Abraham didn’t sacrifice Isaac, a remnant from Sodom and Gomorrah was spared, Nineveh was relented upon and the Gentiles became honorary Jews. After the flood waters had receded, the ark had run aground, the animals had come out two-by-two and God had something to declare to Noah.
Why does God change?
Congregational Responses:
Perhaps God had regrets.
God was a first time parent, figuring out what works and what doesn’t.
God is always moving towards grace.
We keep coming up with new ways to sin.
“A covenant differs from a contract,” says Scott Hahn, “almost as much as marriage differs from prostitution.”
Grabbing at forbidden fruit and complaining in the wilderness, we notarized the annulment. Molding a golden calf and refusing the commandments, we exercised the exit clause. Storing up treasures and being bad Samaritans, we signed the prenuptial agreement.
Since our choice to live contractually east of Eden, God has been on our trail, sniffing out holier and holier ways to be in relationship with us.

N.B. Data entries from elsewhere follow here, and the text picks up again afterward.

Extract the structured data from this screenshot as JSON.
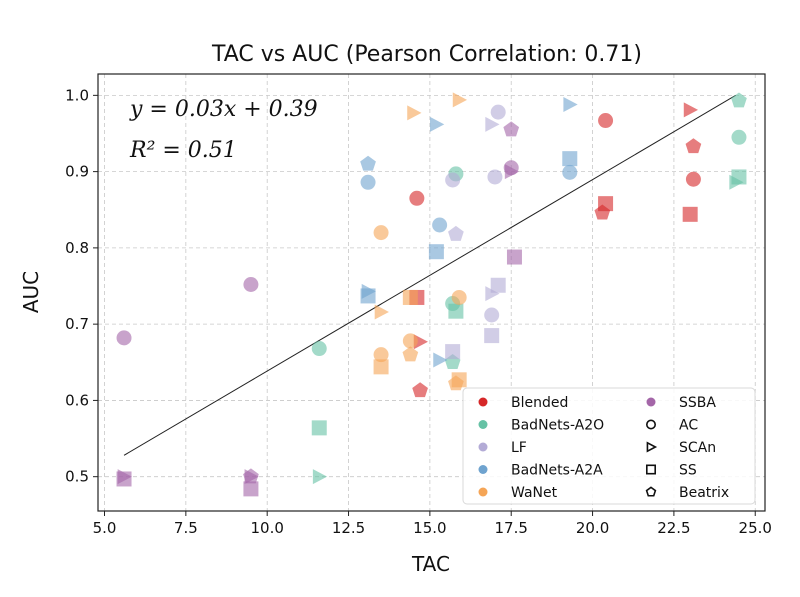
{
  "chart_data": {
    "type": "scatter",
    "title": "TAC vs AUC (Pearson Correlation: 0.71)",
    "xlabel": "TAC",
    "ylabel": "AUC",
    "xlim": [
      4.8,
      25.3
    ],
    "ylim": [
      0.455,
      1.028
    ],
    "xticks": [
      5.0,
      7.5,
      10.0,
      12.5,
      15.0,
      17.5,
      20.0,
      22.5,
      25.0
    ],
    "xtick_labels": [
      "5.0",
      "7.5",
      "10.0",
      "12.5",
      "15.0",
      "17.5",
      "20.0",
      "22.5",
      "25.0"
    ],
    "yticks": [
      0.5,
      0.6,
      0.7,
      0.8,
      0.9,
      1.0
    ],
    "ytick_labels": [
      "0.5",
      "0.6",
      "0.7",
      "0.8",
      "0.9",
      "1.0"
    ],
    "grid": true,
    "legend_position": "lower-right",
    "annotation": {
      "equation": "y = 0.03x + 0.39",
      "r2": "R² = 0.51"
    },
    "fit_line": {
      "x": [
        5.6,
        24.4
      ],
      "y": [
        0.528,
        1.0
      ]
    },
    "attack_colors": {
      "Blended": "#d62728",
      "BadNets-A2O": "#66c2a5",
      "LF": "#b3abd6",
      "BadNets-A2A": "#6fa3cf",
      "WaNet": "#f5a556",
      "SSBA": "#a466a8"
    },
    "legend_attacks": [
      "Blended",
      "BadNets-A2O",
      "LF",
      "BadNets-A2A",
      "WaNet"
    ],
    "legend_attacks_col2": [
      "SSBA"
    ],
    "legend_methods": [
      {
        "label": "AC",
        "marker": "circle"
      },
      {
        "label": "SCAn",
        "marker": "triangle"
      },
      {
        "label": "SS",
        "marker": "square"
      },
      {
        "label": "Beatrix",
        "marker": "pentagon"
      }
    ],
    "points": [
      {
        "x": 14.6,
        "y": 0.865,
        "attack": "Blended",
        "marker": "circle"
      },
      {
        "x": 20.4,
        "y": 0.967,
        "attack": "Blended",
        "marker": "circle"
      },
      {
        "x": 23.1,
        "y": 0.89,
        "attack": "Blended",
        "marker": "circle"
      },
      {
        "x": 23.0,
        "y": 0.981,
        "attack": "Blended",
        "marker": "triangle"
      },
      {
        "x": 14.7,
        "y": 0.677,
        "attack": "Blended",
        "marker": "triangle"
      },
      {
        "x": 20.4,
        "y": 0.858,
        "attack": "Blended",
        "marker": "square"
      },
      {
        "x": 23.0,
        "y": 0.844,
        "attack": "Blended",
        "marker": "square"
      },
      {
        "x": 14.6,
        "y": 0.735,
        "attack": "Blended",
        "marker": "square"
      },
      {
        "x": 14.7,
        "y": 0.613,
        "attack": "Blended",
        "marker": "pentagon"
      },
      {
        "x": 20.3,
        "y": 0.846,
        "attack": "Blended",
        "marker": "pentagon"
      },
      {
        "x": 23.1,
        "y": 0.933,
        "attack": "Blended",
        "marker": "pentagon"
      },
      {
        "x": 11.6,
        "y": 0.668,
        "attack": "BadNets-A2O",
        "marker": "circle"
      },
      {
        "x": 15.8,
        "y": 0.897,
        "attack": "BadNets-A2O",
        "marker": "circle"
      },
      {
        "x": 15.7,
        "y": 0.727,
        "attack": "BadNets-A2O",
        "marker": "circle"
      },
      {
        "x": 24.5,
        "y": 0.945,
        "attack": "BadNets-A2O",
        "marker": "circle"
      },
      {
        "x": 11.6,
        "y": 0.5,
        "attack": "BadNets-A2O",
        "marker": "triangle"
      },
      {
        "x": 24.4,
        "y": 0.886,
        "attack": "BadNets-A2O",
        "marker": "triangle"
      },
      {
        "x": 11.6,
        "y": 0.564,
        "attack": "BadNets-A2O",
        "marker": "square"
      },
      {
        "x": 15.8,
        "y": 0.717,
        "attack": "BadNets-A2O",
        "marker": "square"
      },
      {
        "x": 24.5,
        "y": 0.893,
        "attack": "BadNets-A2O",
        "marker": "square"
      },
      {
        "x": 24.5,
        "y": 0.993,
        "attack": "BadNets-A2O",
        "marker": "pentagon"
      },
      {
        "x": 15.7,
        "y": 0.65,
        "attack": "BadNets-A2O",
        "marker": "pentagon"
      },
      {
        "x": 17.1,
        "y": 0.978,
        "attack": "LF",
        "marker": "circle"
      },
      {
        "x": 17.0,
        "y": 0.893,
        "attack": "LF",
        "marker": "circle"
      },
      {
        "x": 16.9,
        "y": 0.712,
        "attack": "LF",
        "marker": "circle"
      },
      {
        "x": 15.7,
        "y": 0.889,
        "attack": "LF",
        "marker": "circle"
      },
      {
        "x": 16.9,
        "y": 0.962,
        "attack": "LF",
        "marker": "triangle"
      },
      {
        "x": 16.9,
        "y": 0.74,
        "attack": "LF",
        "marker": "triangle"
      },
      {
        "x": 15.7,
        "y": 0.664,
        "attack": "LF",
        "marker": "square"
      },
      {
        "x": 17.1,
        "y": 0.751,
        "attack": "LF",
        "marker": "square"
      },
      {
        "x": 16.9,
        "y": 0.685,
        "attack": "LF",
        "marker": "square"
      },
      {
        "x": 15.8,
        "y": 0.818,
        "attack": "LF",
        "marker": "pentagon"
      },
      {
        "x": 13.1,
        "y": 0.886,
        "attack": "BadNets-A2A",
        "marker": "circle"
      },
      {
        "x": 15.3,
        "y": 0.83,
        "attack": "BadNets-A2A",
        "marker": "circle"
      },
      {
        "x": 19.3,
        "y": 0.899,
        "attack": "BadNets-A2A",
        "marker": "circle"
      },
      {
        "x": 15.2,
        "y": 0.962,
        "attack": "BadNets-A2A",
        "marker": "triangle"
      },
      {
        "x": 13.1,
        "y": 0.743,
        "attack": "BadNets-A2A",
        "marker": "triangle"
      },
      {
        "x": 15.3,
        "y": 0.653,
        "attack": "BadNets-A2A",
        "marker": "triangle"
      },
      {
        "x": 19.3,
        "y": 0.988,
        "attack": "BadNets-A2A",
        "marker": "triangle"
      },
      {
        "x": 15.2,
        "y": 0.795,
        "attack": "BadNets-A2A",
        "marker": "square"
      },
      {
        "x": 13.1,
        "y": 0.737,
        "attack": "BadNets-A2A",
        "marker": "square"
      },
      {
        "x": 19.3,
        "y": 0.917,
        "attack": "BadNets-A2A",
        "marker": "square"
      },
      {
        "x": 13.1,
        "y": 0.91,
        "attack": "BadNets-A2A",
        "marker": "pentagon"
      },
      {
        "x": 13.5,
        "y": 0.82,
        "attack": "WaNet",
        "marker": "circle"
      },
      {
        "x": 15.9,
        "y": 0.735,
        "attack": "WaNet",
        "marker": "circle"
      },
      {
        "x": 14.4,
        "y": 0.678,
        "attack": "WaNet",
        "marker": "circle"
      },
      {
        "x": 13.5,
        "y": 0.66,
        "attack": "WaNet",
        "marker": "circle"
      },
      {
        "x": 14.5,
        "y": 0.977,
        "attack": "WaNet",
        "marker": "triangle"
      },
      {
        "x": 15.9,
        "y": 0.994,
        "attack": "WaNet",
        "marker": "triangle"
      },
      {
        "x": 13.5,
        "y": 0.716,
        "attack": "WaNet",
        "marker": "triangle"
      },
      {
        "x": 14.4,
        "y": 0.735,
        "attack": "WaNet",
        "marker": "square"
      },
      {
        "x": 13.5,
        "y": 0.644,
        "attack": "WaNet",
        "marker": "square"
      },
      {
        "x": 15.9,
        "y": 0.627,
        "attack": "WaNet",
        "marker": "square"
      },
      {
        "x": 14.4,
        "y": 0.66,
        "attack": "WaNet",
        "marker": "pentagon"
      },
      {
        "x": 15.8,
        "y": 0.622,
        "attack": "WaNet",
        "marker": "pentagon"
      },
      {
        "x": 5.6,
        "y": 0.682,
        "attack": "SSBA",
        "marker": "circle"
      },
      {
        "x": 9.5,
        "y": 0.752,
        "attack": "SSBA",
        "marker": "circle"
      },
      {
        "x": 17.5,
        "y": 0.905,
        "attack": "SSBA",
        "marker": "circle"
      },
      {
        "x": 5.6,
        "y": 0.5,
        "attack": "SSBA",
        "marker": "triangle"
      },
      {
        "x": 9.5,
        "y": 0.5,
        "attack": "SSBA",
        "marker": "triangle"
      },
      {
        "x": 17.5,
        "y": 0.9,
        "attack": "SSBA",
        "marker": "triangle"
      },
      {
        "x": 5.6,
        "y": 0.497,
        "attack": "SSBA",
        "marker": "square"
      },
      {
        "x": 9.5,
        "y": 0.484,
        "attack": "SSBA",
        "marker": "square"
      },
      {
        "x": 17.6,
        "y": 0.788,
        "attack": "SSBA",
        "marker": "square"
      },
      {
        "x": 17.5,
        "y": 0.955,
        "attack": "SSBA",
        "marker": "pentagon"
      },
      {
        "x": 9.5,
        "y": 0.5,
        "attack": "SSBA",
        "marker": "pentagon"
      }
    ]
  }
}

Making unilateral covenants that bind us together, ratified in heaven and enacted on earth.
The hissing cockroach and the awkward Albatross, spider monkey and the spongy Hedgehog, the bowlegged adolescent and drooping Geriatric, the best you and the worst me. Were all included, all descendants of the Ark.
Why does God change?
Because if we won’t change, then God will in the name of love on our behalf. Because if we won’t change, then God will in the name of love on our behalf. Because if we won’t change, then God will in the name of love on our behalf.
The Bible is the recorded history of God’s relentless attempts to be our covenant partner. Noah, Abraham, Moses, David, Jeremiah, and finally, the new covenant, Jesus.
Henry was the forgotten mut behind the shed. He had a raw neck where all the fur had been rubbed off from the chain that jerked him back into submission. He had a massive chest and powerful front legs from all the sprinted attempts to break away. And he had a gappy grin because he finally found freedom by grinding down the steel links with his now missing teeth. (Joyce Holladay)
Church, the “Hound of heaven” (Francis Thompson) is on the loose, chasing us back to the Garden of goodness where we live into our created intent, where “I will be your God and you will be my people,” where the end of the rainbow begins on dry ground.